Letusan terakhir Toba menimbun nyaris
seluruh daratan Sumatera mulai dari Samudra Hindia di sebelah barat hingga
Selat Malaka di sebelah timur. Ketebalan material rata-rata 100 meter dan di
beberapa area bahkan mencapai 400 meter. Sebagai bandingan, jejak arkeologi
yang terkubur letusan Gunung Tambora di Sumbawa, Nusa Tenggara Barat (1815),
ditemukan pada kedalaman 3 meter di bawah lapisan piroklastik, batuan apung,
abu, dan tanah lempung.
Berdasarkan Volcanic Explosivity Index, kekuatan
letusan Tambora adalah pada skala 7 dari 8, hanya kalah dari letusan Gunung
Toba ribuan tahun sebelumnya. Untunglah ilmu pengetahuan terus berkembang.

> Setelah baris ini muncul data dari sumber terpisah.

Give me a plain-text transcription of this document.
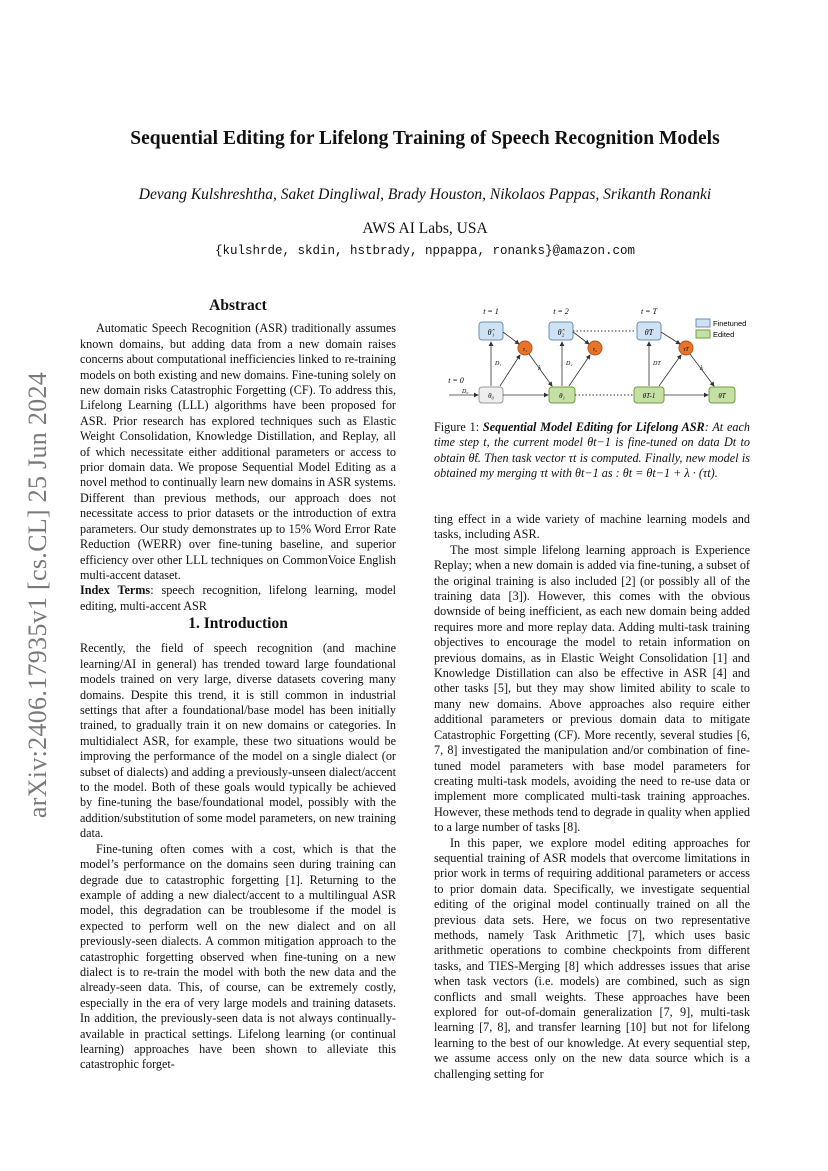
arXiv:2406.17935v1 [cs.CL] 25 Jun 2024
Sequential Editing for Lifelong Training of Speech Recognition Models
Devang Kulshreshtha, Saket Dingliwal, Brady Houston, Nikolaos Pappas, Srikanth Ronanki
AWS AI Labs, USA
{kulshrde, skdin, hstbrady, nppappa, ronanks}@amazon.com
Abstract

Automatic Speech Recognition (ASR) traditionally assumes known domains, but adding data from a new domain raises concerns about computational inefficiencies linked to re-training models on both existing and new domains. Fine-tuning solely on new domain risks Catastrophic Forgetting (CF). To address this, Lifelong Learning (LLL) algorithms have been proposed for ASR. Prior research has explored techniques such as Elastic Weight Consolidation, Knowledge Distillation, and Replay, all of which necessitate either additional parameters or access to prior domain data. We propose Sequential Model Editing as a novel method to continually learn new domains in ASR systems. Different than previous methods, our approach does not necessitate access to prior datasets or the introduction of extra parameters. Our study demonstrates up to 15% Word Error Rate Reduction (WERR) over fine-tuning baseline, and superior efficiency over other LLL techniques on CommonVoice English multi-accent dataset.

Index Terms: speech recognition, lifelong learning, model editing, multi-accent ASR

1. Introduction

Recently, the field of speech recognition (and machine learning/AI in general) has trended toward large foundational models trained on very large, diverse datasets covering many domains. Despite this trend, it is still common in industrial settings that after a foundational/base model has been initially trained, to gradually train it on new domains or categories. In multidialect ASR, for example, these two situations would be improving the performance of the model on a single dialect (or subset of dialects) and adding a previously-unseen dialect/accent to the model. Both of these goals would typically be achieved by fine-tuning the base/foundational model, possibly with the addition/substitution of some model parameters, on new training data.

Fine-tuning often comes with a cost, which is that the model’s performance on the domains seen during training can degrade due to catastrophic forgetting [1]. Returning to the example of adding a new dialect/accent to a multilingual ASR model, this degradation can be troublesome if the model is expected to perform well on the new dialect and on all previously-seen dialects. A common mitigation approach to the catastrophic forgetting observed when fine-tuning on a new dialect is to re-train the model with both the new data and the already-seen data. This, of course, can be extremely costly, especially in the era of very large models and training datasets. In addition, the previously-seen data is not always continually-available in practical settings. Lifelong learning (or continual learning) approaches have been shown to alleviate this catastrophic forget-

t = 1	t = 2	t = T
t = 0
θ̂₁	θ̂₂	θ̂T
τ₁	τ₂	τT
θ₀	θ₁	θT-1	θT
D₁	D₂	DT
λ	λ
D₀
Finetuned
Edited
Figure 1: Sequential Model Editing for Lifelong ASR: At each time step t, the current model θt−1 is fine-tuned on data Dt to obtain θ̂t. Then task vector τt is computed. Finally, new model is obtained my merging τt with θt−1 as : θt = θt−1 + λ · (τt).

ting effect in a wide variety of machine learning models and tasks, including ASR.

The most simple lifelong learning approach is Experience Replay; when a new domain is added via fine-tuning, a subset of the original training is also included [2] (or possibly all of the training data [3]). However, this comes with the obvious downside of being inefficient, as each new domain being added requires more and more replay data. Adding multi-task training objectives to encourage the model to retain information on previous domains, as in Elastic Weight Consolidation [1] and Knowledge Distillation can also be effective in ASR [4] and other tasks [5], but they may show limited ability to scale to many new domains. Above approaches also require either additional parameters or previous domain data to mitigate Catastrophic Forgetting (CF). More recently, several studies [6, 7, 8] investigated the manipulation and/or combination of fine-tuned model parameters with base model parameters for creating multi-task models, avoiding the need to re-use data or implement more complicated multi-task training approaches. However, these methods tend to degrade in quality when applied to a large number of tasks [8].

In this paper, we explore model editing approaches for sequential training of ASR models that overcome limitations in prior work in terms of requiring additional parameters or access to prior domain data. Specifically, we investigate sequential editing of the original model continually trained on all the previous data sets. Here, we focus on two representative methods, namely Task Arithmetic [7], which uses basic arithmetic operations to combine checkpoints from different tasks, and TIES-Merging [8] which addresses issues that arise when task vectors (i.e. models) are combined, such as sign conflicts and small weights. These approaches have been explored for out-of-domain generalization [7, 9], multi-task learning [7, 8], and transfer learning [10] but not for lifelong learning to the best of our knowledge. At every sequential step, we assume access only on the new data source which is a challenging setting for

Kini, upaya memahami asal-usul manusia modern bisa dilakukan dengan membaca
urutan sekuen DNA (deoxyribonucleic acid) atau rantai panjang polimer
nukleotida yang mengandung informasi genetik untuk diturunkan.
Peninggalan Zaman Siliwangi |
Selain informasi
genetik, DNA juga bisa menginformasikan riwayat kehidupan nenek moyang kita. Di
sinilah perubahan dalam tubuh terekam—seiring dengan perubahan pola makan,
lingkungan, ataupun aktivitasnya—dan memberikan gambaran bagaimana sebenarnya
pola kehidupan yang mereka jalani. Hasil perbandingannya dengan DNA populasi di
berbagai tempat lain menggambarkan proses berlangsungnya migrasi dan bagaimana
hubungan kekerabatannya. ”Keragaman genetik manusia adalah arsip evolusi
manusia selama ribuan tahun yang dapat dieksplorasi dari berbagai disiplin
ilmu,” kata Prof dr Sangkot Marzuki, MSc, PhD, DSc, Direktur Lembaga Biologi
Molekuler Eijkman. Maka, ketika digagas studi besar untuk memetakan genetik
populasi bangsa Asia tahun 2004, Lembaga Eijkman antusias ikut serta.
Dalam
penelitian yang berlangsung lima tahun, 93 peneliti dari 40 institusi bergabung
dalam penelitian ini. Mereka berasal dari Jepang, Korea, Malaysia, Filipina,
Singapura, Thailand, Taiwan, China, Nepal, India, dan tentu saja Indonesia.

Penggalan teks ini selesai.